Having completed his preparations, Lewis placed the knife between his teeth, and motioning to the crowd to stand on one side, gave a short run, dashed through the shallow water, and then, breasting the stream gallantly, swain with powerful strokes towards the still struggling animal. As he perceived his master approaching, the poor dog ceased howling, and seemingly re-animated by the prospect of assistance, redoubled his efforts to keep himself afloat.
In order to avoid the stroke of his paws, Lewis swam round him, and supporting himself by resting one hand upon the buoy, he grasped the knife with the other, and at one stroke severed the string. The effect was instantly perceptible: freed from the restraint which had till now paralysed his efforts, the dog at once rose higher in the water; and even in that extremity his affection for his master overpowering his instinct of self-preservation, he swam towards him with the child’s boat (of which, throughout the whole scene, he had never loosened his hold) in his mouth.
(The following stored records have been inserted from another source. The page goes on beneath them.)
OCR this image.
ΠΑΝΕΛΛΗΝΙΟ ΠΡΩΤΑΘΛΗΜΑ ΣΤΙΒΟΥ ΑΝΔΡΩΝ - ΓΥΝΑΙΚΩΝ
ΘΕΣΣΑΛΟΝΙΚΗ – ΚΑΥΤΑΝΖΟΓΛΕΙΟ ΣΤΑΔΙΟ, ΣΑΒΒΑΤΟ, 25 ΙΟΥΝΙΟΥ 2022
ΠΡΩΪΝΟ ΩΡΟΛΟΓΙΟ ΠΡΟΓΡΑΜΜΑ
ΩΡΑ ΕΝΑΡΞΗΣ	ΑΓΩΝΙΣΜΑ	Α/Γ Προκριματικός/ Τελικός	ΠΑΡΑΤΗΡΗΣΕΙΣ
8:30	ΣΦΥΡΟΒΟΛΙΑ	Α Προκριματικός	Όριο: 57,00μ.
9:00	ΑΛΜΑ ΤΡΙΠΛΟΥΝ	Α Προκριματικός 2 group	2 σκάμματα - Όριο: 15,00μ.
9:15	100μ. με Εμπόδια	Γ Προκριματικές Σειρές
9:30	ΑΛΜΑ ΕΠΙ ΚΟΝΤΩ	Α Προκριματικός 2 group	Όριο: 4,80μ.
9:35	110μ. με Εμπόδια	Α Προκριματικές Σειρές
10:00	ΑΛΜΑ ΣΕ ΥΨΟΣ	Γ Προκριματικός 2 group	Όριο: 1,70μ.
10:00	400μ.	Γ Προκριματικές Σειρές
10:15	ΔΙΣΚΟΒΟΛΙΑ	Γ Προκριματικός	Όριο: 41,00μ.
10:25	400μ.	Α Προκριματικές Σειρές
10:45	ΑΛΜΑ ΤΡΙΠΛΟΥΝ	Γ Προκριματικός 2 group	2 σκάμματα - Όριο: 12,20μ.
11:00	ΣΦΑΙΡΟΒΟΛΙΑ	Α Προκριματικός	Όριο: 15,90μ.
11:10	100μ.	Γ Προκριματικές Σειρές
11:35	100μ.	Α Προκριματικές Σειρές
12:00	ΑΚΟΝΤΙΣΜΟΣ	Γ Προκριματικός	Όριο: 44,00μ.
Merely waiting to assure himself that the animal had yet strength enough remaining to enable him to regain the shore, Lewis set him the example by quitting the buoy and striking out lustily for the bank; but now the weight of his clothes, thoroughly saturated as they had become, began to tell upon him, and his strokes grew perceptibly weaker, while his breath came short and thick.
Faust, on the contrary, freed from the string which had entangled him, proceeded merrily, and reached the shore ere Lewis had performed half the distance. Depositing the boat in triumph at the feet of one of the bystanders, the generous animal only stopped to shake the wet from his ears, and then plunging in again swam to meet his master. It was perhaps fortunate that he did so, for Lewis’s strength was rapidly deserting him, his clothes appearing to drag him down like leaden weights. Availing himself, of the dog’s assistance, he placed one arm across its back, and still paddling with the other, he was partly dragged and partly himself swam forward, till his feet touched ground, when, letting the animal go free, he waded through the shallow water and reached the bank, exhausted indeed, but in safety.
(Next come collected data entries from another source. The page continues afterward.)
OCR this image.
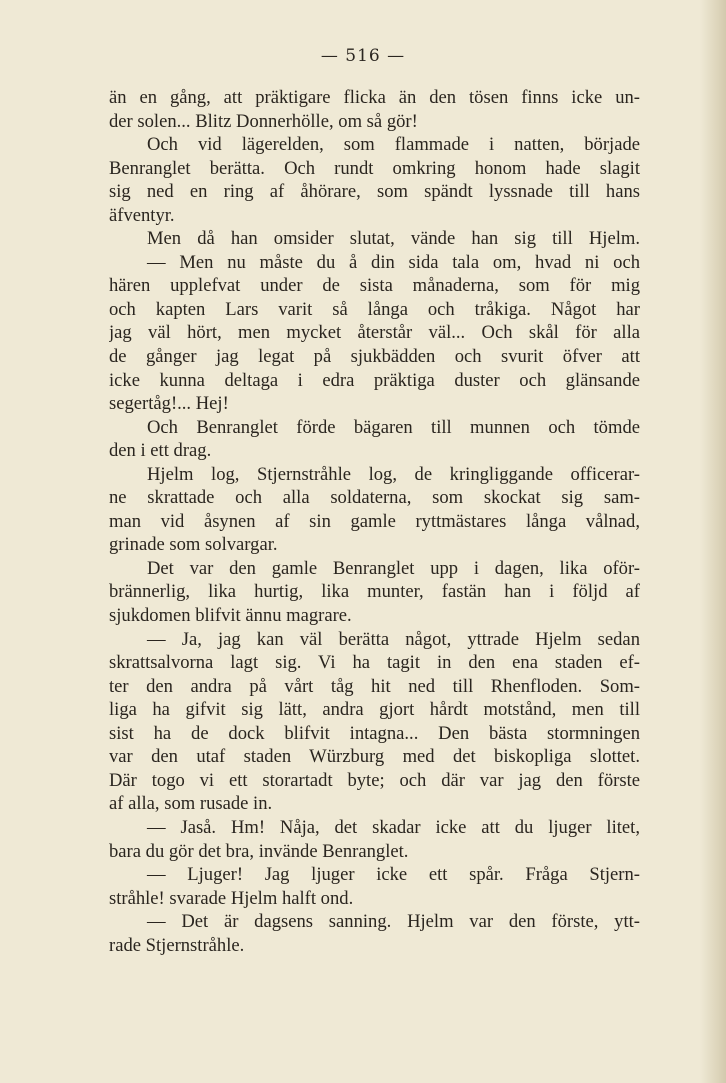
— 516 —
än en gång, att präktigare flicka än den tösen finns icke un-
der solen... Blitz Donnerhölle, om så gör!
Och vid lägerelden, som flammade i natten, började
Benranglet berätta. Och rundt omkring honom hade slagit
sig ned en ring af åhörare, som spändt lyssnade till hans
äfventyr.
Men då han omsider slutat, vände han sig till Hjelm.
— Men nu måste du å din sida tala om, hvad ni och
hären upplefvat under de sista månaderna, som för mig
och kapten Lars varit så långa och tråkiga. Något har
jag väl hört, men mycket återstår väl... Och skål för alla
de gånger jag legat på sjukbädden och svurit öfver att
icke kunna deltaga i edra präktiga duster och glänsande
segertåg!... Hej!
Och Benranglet förde bägaren till munnen och tömde
den i ett drag.
Hjelm log, Stjernstråhle log, de kringliggande officerar-
ne skrattade och alla soldaterna, som skockat sig sam-
man vid åsynen af sin gamle ryttmästares långa vålnad,
grinade som solvargar.
Det var den gamle Benranglet upp i dagen, lika oför-
brännerlig, lika hurtig, lika munter, fastän han i följd af
sjukdomen blifvit ännu magrare.
— Ja, jag kan väl berätta något, yttrade Hjelm sedan
skrattsalvorna lagt sig. Vi ha tagit in den ena staden ef-
ter den andra på vårt tåg hit ned till Rhenfloden. Som-
liga ha gifvit sig lätt, andra gjort hårdt motstånd, men till
sist ha de dock blifvit intagna... Den bästa stormningen
var den utaf staden Würzburg med det biskopliga slottet.
Där togo vi ett storartadt byte; och där var jag den förste
af alla, som rusade in.
— Jaså. Hm! Nåja, det skadar icke att du ljuger litet,
bara du gör det bra, invände Benranglet.
— Ljuger! Jag ljuger icke ett spår. Fråga Stjern-
stråhle! svarade Hjelm halft ond.
— Det är dagsens sanning. Hjelm var den förste, ytt-
rade Stjernstråhle.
Rejecting the many friendly offers of assistance with which he was instantly overwhelmed, he wrang the water from his dripping hair, stamped it out of his boots, and hastily resuming his coat and waistcoat, was about to quit a spot where he was the observed of all observers, when Lord Bellefield, after exchanging a few words with his companion, made a sign to attract Lewis’s attention, and having succeeded in so doing, said, “That is a fine dog of yours, sir; will you take a twenty pound note for him?”
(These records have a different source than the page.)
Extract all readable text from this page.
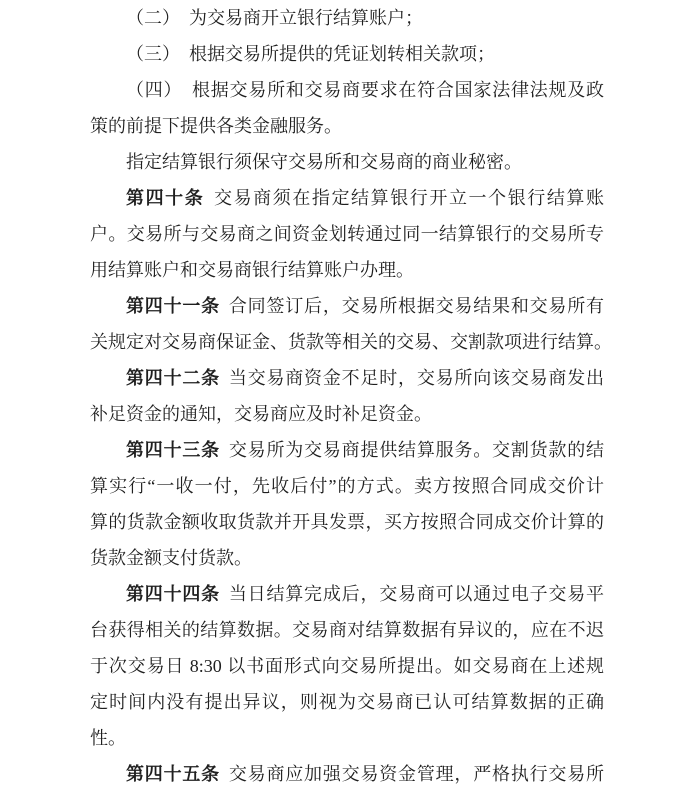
（二）　为交易商开立银行结算账户；

（三）　根据交易所提供的凭证划转相关款项；

（四）　根据交易所和交易商要求在符合国家法律法规及政
策的前提下提供各类金融服务。

指定结算银行须保守交易所和交易商的商业秘密。

第四十条 交易商须在指定结算银行开立一个银行结算账
户。交易所与交易商之间资金划转通过同一结算银行的交易所专
用结算账户和交易商银行结算账户办理。

第四十一条 合同签订后，交易所根据交易结果和交易所有
关规定对交易商保证金、货款等相关的交易、交割款项进行结算。

第四十二条 当交易商资金不足时，交易所向该交易商发出
补足资金的通知，交易商应及时补足资金。

第四十三条 交易所为交易商提供结算服务。交割货款的结
算实行“一收一付，先收后付”的方式。卖方按照合同成交价计
算的货款金额收取货款并开具发票，买方按照合同成交价计算的
货款金额支付货款。

第四十四条 当日结算完成后，交易商可以通过电子交易平
台获得相关的结算数据。交易商对结算数据有异议的，应在不迟
于次交易日 8:30 以书面形式向交易所提出。如交易商在上述规
定时间内没有提出异议，则视为交易商已认可结算数据的正确
性。

第四十五条 交易商应加强交易资金管理，严格执行交易所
Lewis’s countenance, pale from exhaustion, flushed with anger at these words; pausing a moment, however, ere he replied, he answered coldly, “Had he been for sale, sir, I should scarcely have risked drowning in order to save him; I value my life at more than twenty pounds.” Then turning on his heel, he whistled Faust to follow him, and walked away at a rapid pace in the direction of Hyde Park Corner.
Amongst the carriages that immediately drove off was one containing two ladies who had witnessed the whole proceeding; and as it dashed by him, Lewis, accidentally looking up, caught a glimpse of the bright eager face of Annie Grant!